Er warf sich in Verzweiflung auf sie;
vom Gifte des mörderischen Gewandes ergriffen,
hat auch er sein Leben geendet.«

Die Erzählung dieser Greuel, statt die Wut Medeas zu dämpfen,
entflammte sie vielmehr; und ganz zur Erinye Rachsucht geworden,
rannte sie fort, ihrem Gatten und sich selbst den tödlichsten Schlag zu versetzen.
Sie eilte zur Kammer, wo ihre Söhne schliefen;
denn die Nacht war herbeigekommen.

»Waffne dich, mein Herz«, sprach sie unterwegs zu sich selber,
»was zögerst du, das Gräßliche und Notwendige zu vollbringen?
Vergiß, Unglückliche, daß es deine Kinder sind, daß du sie geboren hast.
Nur diese eine Stunde vergiß es! Nachher beweine sie dein ganzes Leben lang.
Du tust ihnen selbst einen Dienst.
Tötest du sie nicht, so sterben sie von einer feindseligen Hand.«

Als Iason in sein Haus geflogen kam,
die Mörderin seiner jungen Braut aufsuchend und sie seiner Rache zu opfern,
scholl ihm das Jammergeschrei seiner Kinder entgegen,
die unter dem Mordstahl bluteten;
er trat in die aufgestoßene Kammer
und fand seine Söhne wie Schuldopfer hingewürgt.

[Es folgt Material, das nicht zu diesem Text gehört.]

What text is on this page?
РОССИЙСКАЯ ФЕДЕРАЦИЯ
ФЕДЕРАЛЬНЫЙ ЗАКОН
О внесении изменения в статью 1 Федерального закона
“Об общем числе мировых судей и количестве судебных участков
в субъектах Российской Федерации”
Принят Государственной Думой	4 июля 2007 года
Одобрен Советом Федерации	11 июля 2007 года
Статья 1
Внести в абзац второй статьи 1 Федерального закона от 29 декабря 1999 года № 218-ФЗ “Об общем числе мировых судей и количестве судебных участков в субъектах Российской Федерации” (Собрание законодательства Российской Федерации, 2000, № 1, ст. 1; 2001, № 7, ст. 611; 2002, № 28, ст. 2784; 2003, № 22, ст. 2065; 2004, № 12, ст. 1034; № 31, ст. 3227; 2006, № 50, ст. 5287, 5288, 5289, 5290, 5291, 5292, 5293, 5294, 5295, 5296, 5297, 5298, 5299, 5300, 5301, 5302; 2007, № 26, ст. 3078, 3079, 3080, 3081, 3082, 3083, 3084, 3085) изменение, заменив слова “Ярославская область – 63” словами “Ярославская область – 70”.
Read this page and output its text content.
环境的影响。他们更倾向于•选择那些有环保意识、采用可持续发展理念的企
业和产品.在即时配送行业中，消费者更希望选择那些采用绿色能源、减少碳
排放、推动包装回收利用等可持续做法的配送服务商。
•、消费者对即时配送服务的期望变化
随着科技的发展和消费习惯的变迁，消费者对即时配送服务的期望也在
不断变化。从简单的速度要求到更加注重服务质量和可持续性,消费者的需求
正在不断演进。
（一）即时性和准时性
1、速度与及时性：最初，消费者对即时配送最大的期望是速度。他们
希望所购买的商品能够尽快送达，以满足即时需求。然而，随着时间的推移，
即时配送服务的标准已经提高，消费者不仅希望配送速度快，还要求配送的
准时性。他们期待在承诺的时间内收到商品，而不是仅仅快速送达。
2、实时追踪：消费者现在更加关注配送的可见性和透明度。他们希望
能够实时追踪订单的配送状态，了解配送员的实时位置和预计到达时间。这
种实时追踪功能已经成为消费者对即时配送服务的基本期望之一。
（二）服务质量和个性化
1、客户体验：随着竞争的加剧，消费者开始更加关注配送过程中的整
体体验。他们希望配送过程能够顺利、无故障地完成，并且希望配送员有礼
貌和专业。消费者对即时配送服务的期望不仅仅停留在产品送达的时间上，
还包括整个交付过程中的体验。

Als er in Verzweiflung sein Haus verließ,
hörte er in der Luft ein Geräusch über seinem Haupt.
Emporschauend ward er hier die fürchterliche Mörderin gewahr,
wie sie auf einem mit Drachen bespannten Wagen,
den ihre Kunst herbeigezaubert hatte,
durch die Lüfte davonfuhr und den Schauplatz ihrer Rache verließ.
Iason hatte die Hoffnung verloren, sie je für ihren Frevel zu strafen;
die Verzweiflung kam über ihn,
er stürzte sich in sein Schwert und fiel auf der Schwelle seines Hauses.